Publicado en La Nueva España el 05/02/22

En sus intervenciones parlamentarias, Adrián Barbón suele acudir a dos imágenes recurrentes. La primera es la de su vocación política, muy acusada desde joven, y que hoy, como máxima autoridad autonómica, construye una especie de autoprofecía cumplida, que admirada con la oportuna distancia provoca cierta ternura. Al fin y al cabo, es hermoso llegar a ser aquello con lo que uno soñaba de chaval: futbolista de élite, novelista, presidente autonómico. La segunda referencia habitual en el discurso de Barbón es la admiración por el legado de Pedro de Silva, pero aquí el pacto entre quien habla y quien escucha se rompe. No existe continuidad posible entre ambas figuras. No hace mucho, en estas páginas, en una entrevista impagable con Javier Cuervo, De Silva explicaba su decisión de abandonar la política tras la negativa del PSOE a ampliar el Estatuto. De Silva tenía una voluntad, la reforma estatutaria, pero su partido no le otorgó el mandato. Cabe colegir, a la vista del inmovilismo actual, que Barbón, al que la FSA le otorgó entre otros el mandato de la oficialidad, carece sin embargo de la voluntad para ejecutarlo. Escudándose en nominalismos estériles, como el de la «oficialidad amable», y en su renuencia a echar a andar la discusión en torno a la reforma independientemente del número inicial de adeptos a ella, Barbón no ha ejercido el liderazgo que le correspondía y su figura se diluye de día en día en la comparación con el predecesor eximio. Aspirando a escribir la historia del Principado, el presidente se limita a contar hojas de calendario. Su reticencia a la hora de abordar la reforma del Estatuto sólo se puede explicar apelando a cierto axioma conservador: si dudas del éxito de una empresa, no hagas nada. Pero es así, en definitiva, como un plausible estadista se diluye en un discreto gestor. Lo cual es una lástima, pues hay trenes que sólo pasan una vez en la vida. También en la de los políticos.

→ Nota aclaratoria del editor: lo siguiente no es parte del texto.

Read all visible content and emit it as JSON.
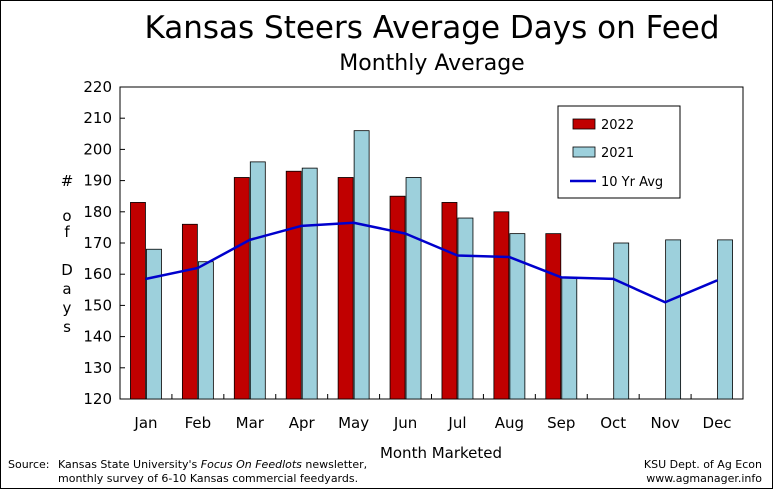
{
  "title": "Kansas Steers Average Days on Feed",
  "subtitle": "Monthly Average",
  "footer": {
    "source_label": "Source:",
    "source_line1_a": "Kansas State University's ",
    "source_line1_italic": "Focus On Feedlots",
    "source_line1_b": " newsletter,",
    "source_line2": "monthly survey of 6-10 Kansas commercial feedyards.",
    "credit_line1": "KSU Dept. of Ag Econ",
    "credit_line2": "www.agmanager.info"
  },
  "colors": {
    "series_2022": "#c00000",
    "series_2021": "#9dd0dc",
    "series_10yr": "#0000cc",
    "frame": "#000000"
  },
  "chart_data": {
    "type": "bar",
    "title": "Kansas Steers Average Days on Feed",
    "subtitle": "Monthly Average",
    "xlabel": "Month Marketed",
    "ylabel_chars": [
      "#",
      "",
      "o",
      "f",
      "",
      "D",
      "a",
      "y",
      "s"
    ],
    "ylim": [
      120,
      220
    ],
    "yticks": [
      120,
      130,
      140,
      150,
      160,
      170,
      180,
      190,
      200,
      210,
      220
    ],
    "grid": false,
    "legend_position": "top-right",
    "categories": [
      "Jan",
      "Feb",
      "Mar",
      "Apr",
      "May",
      "Jun",
      "Jul",
      "Aug",
      "Sep",
      "Oct",
      "Nov",
      "Dec"
    ],
    "series": [
      {
        "name": "2022",
        "type": "bar",
        "values": [
          183,
          176,
          191,
          193,
          191,
          185,
          183,
          180,
          173,
          null,
          null,
          null
        ]
      },
      {
        "name": "2021",
        "type": "bar",
        "values": [
          168,
          164,
          196,
          194,
          206,
          191,
          178,
          173,
          159,
          170,
          171,
          171
        ]
      },
      {
        "name": "10 Yr Avg",
        "type": "line",
        "values": [
          158.5,
          162,
          171,
          175.5,
          176.5,
          173,
          166,
          165.5,
          159,
          158.5,
          151,
          158
        ]
      }
    ]
  }
}
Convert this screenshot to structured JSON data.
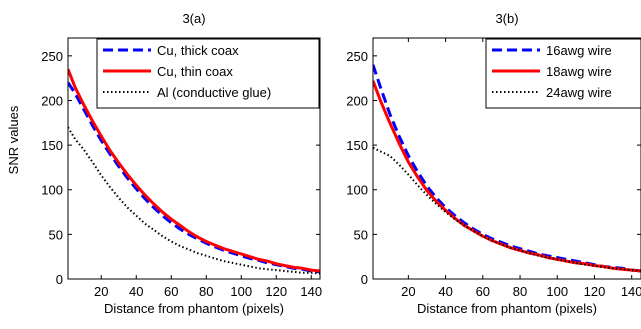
{
  "figure": {
    "shared_ylabel": "SNR values"
  },
  "chart_data": [
    {
      "type": "line",
      "title": "3(a)",
      "xlabel": "Distance from phantom (pixels)",
      "ylabel": "SNR values",
      "xlim": [
        1,
        145
      ],
      "ylim": [
        0,
        270
      ],
      "xticks": [
        20,
        40,
        60,
        80,
        100,
        120,
        140
      ],
      "yticks": [
        0,
        50,
        100,
        150,
        200,
        250
      ],
      "legend_position": "top-right",
      "grid": false,
      "series": [
        {
          "name": "Cu, thick coax",
          "color": "#0000ff",
          "dash": "dashed",
          "x": [
            1,
            5,
            10,
            15,
            20,
            25,
            30,
            35,
            40,
            45,
            50,
            55,
            60,
            65,
            70,
            75,
            80,
            85,
            90,
            95,
            100,
            105,
            110,
            115,
            120,
            125,
            130,
            135,
            140,
            145
          ],
          "y": [
            220,
            208,
            190,
            172,
            155,
            140,
            126,
            113,
            101,
            90,
            80,
            71,
            63,
            56,
            50,
            45,
            40,
            36,
            32,
            29,
            26,
            23,
            21,
            18,
            16,
            14,
            12,
            11,
            9,
            8
          ]
        },
        {
          "name": "Cu, thin coax",
          "color": "#ff0000",
          "dash": "solid",
          "x": [
            1,
            5,
            10,
            15,
            20,
            25,
            30,
            35,
            40,
            45,
            50,
            55,
            60,
            65,
            70,
            75,
            80,
            85,
            90,
            95,
            100,
            105,
            110,
            115,
            120,
            125,
            130,
            135,
            140,
            145
          ],
          "y": [
            235,
            215,
            195,
            177,
            160,
            144,
            130,
            117,
            105,
            94,
            84,
            75,
            67,
            60,
            53,
            47,
            42,
            38,
            34,
            31,
            28,
            25,
            22,
            20,
            17,
            15,
            13,
            12,
            10,
            9
          ]
        },
        {
          "name": "Al (conductive glue)",
          "color": "#000000",
          "dash": "dotted",
          "x": [
            1,
            5,
            10,
            15,
            20,
            25,
            30,
            35,
            40,
            45,
            50,
            55,
            60,
            65,
            70,
            75,
            80,
            85,
            90,
            95,
            100,
            105,
            110,
            115,
            120,
            125,
            130,
            135,
            140,
            145
          ],
          "y": [
            170,
            157,
            145,
            131,
            116,
            103,
            91,
            80,
            71,
            62,
            55,
            48,
            42,
            37,
            33,
            29,
            26,
            23,
            20,
            18,
            16,
            14,
            12,
            11,
            10,
            9,
            8,
            7,
            7,
            6
          ]
        }
      ]
    },
    {
      "type": "line",
      "title": "3(b)",
      "xlabel": "Distance from phantom (pixels)",
      "ylabel": "",
      "xlim": [
        1,
        145
      ],
      "ylim": [
        0,
        270
      ],
      "xticks": [
        20,
        40,
        60,
        80,
        100,
        120,
        140
      ],
      "yticks": [
        0,
        50,
        100,
        150,
        200,
        250
      ],
      "legend_position": "top-right",
      "grid": false,
      "series": [
        {
          "name": "16awg wire",
          "color": "#0000ff",
          "dash": "dashed",
          "x": [
            1,
            5,
            10,
            15,
            20,
            25,
            30,
            35,
            40,
            45,
            50,
            55,
            60,
            65,
            70,
            75,
            80,
            85,
            90,
            95,
            100,
            105,
            110,
            115,
            120,
            125,
            130,
            135,
            140,
            145
          ],
          "y": [
            240,
            215,
            185,
            160,
            138,
            120,
            104,
            91,
            80,
            71,
            63,
            56,
            50,
            45,
            41,
            37,
            34,
            31,
            28,
            26,
            24,
            22,
            20,
            18,
            16,
            14,
            13,
            12,
            10,
            9
          ]
        },
        {
          "name": "18awg wire",
          "color": "#ff0000",
          "dash": "solid",
          "x": [
            1,
            5,
            10,
            15,
            20,
            25,
            30,
            35,
            40,
            45,
            50,
            55,
            60,
            65,
            70,
            75,
            80,
            85,
            90,
            95,
            100,
            105,
            110,
            115,
            120,
            125,
            130,
            135,
            140,
            145
          ],
          "y": [
            222,
            200,
            175,
            152,
            131,
            114,
            99,
            87,
            77,
            68,
            60,
            54,
            48,
            43,
            39,
            35,
            32,
            29,
            27,
            24,
            22,
            20,
            18,
            17,
            15,
            14,
            12,
            11,
            10,
            9
          ]
        },
        {
          "name": "24awg wire",
          "color": "#000000",
          "dash": "dotted",
          "x": [
            1,
            5,
            10,
            15,
            20,
            25,
            30,
            35,
            40,
            45,
            50,
            55,
            60,
            65,
            70,
            75,
            80,
            85,
            90,
            95,
            100,
            105,
            110,
            115,
            120,
            125,
            130,
            135,
            140,
            145
          ],
          "y": [
            147,
            143,
            138,
            128,
            117,
            105,
            94,
            84,
            75,
            67,
            60,
            54,
            48,
            43,
            39,
            35,
            32,
            29,
            26,
            24,
            22,
            20,
            18,
            16,
            15,
            13,
            12,
            11,
            10,
            9
          ]
        }
      ]
    }
  ]
}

Es en este contexto de un liderazgo ausente donde cabe introducir la voluntad de un pequeño grupo parlamentario, con sólo un quinto de los diputados del PSOE, por mantener encendida la llama de un derecho y por no enterrar la ilusión de una conquista civil. Podemos Asturies está pagando para ello el peaje de su propia zozobra, empujado a cruzar varios rubicones para seguir vadeando obstáculos hacia la consecución de un logro que depende de Asturias y de sus políticos. En esa zozobra, encarnada en el debate en torno a la fiscalidad, late el conflicto entre la exigencia prometeica de quienes aspiraban a «asaltar los cielos» y la realpolitik de quien tiene que tragar sapos cuando llega al poder, como ha sucedido con el reciente apoyo a Enrique Arnaldo para un cargo en el Tribunal Constitucional. Toda organización política tiene que vivir su Vietnam, y quizá el de Podemos Asturies, hoy, consista en ser malinterpretado por esa otra parte de la izquierda asturiana, política y sindical, que se aferra a una pureza sin duda legítima, pero indulgente hacia sus propias contradicciones, y también por asumir el incómodo pero necesario debate interno con sus cargos y simpatizantes, que se miran a los ojos demandándose si realmente están dispuestos a pelear esta partida en un contexto de tancredismo irresponsable.

En castellano, nos preguntamos si «vale la pena» afrontar ciertos riesgos; el asturiano, mucho más crudo en su expresión, se pregunta «si paga la pena». Yo diría que la vale, que la paga, aunque sólo soy alguien que de chaval soñaba ya con escribir novelas.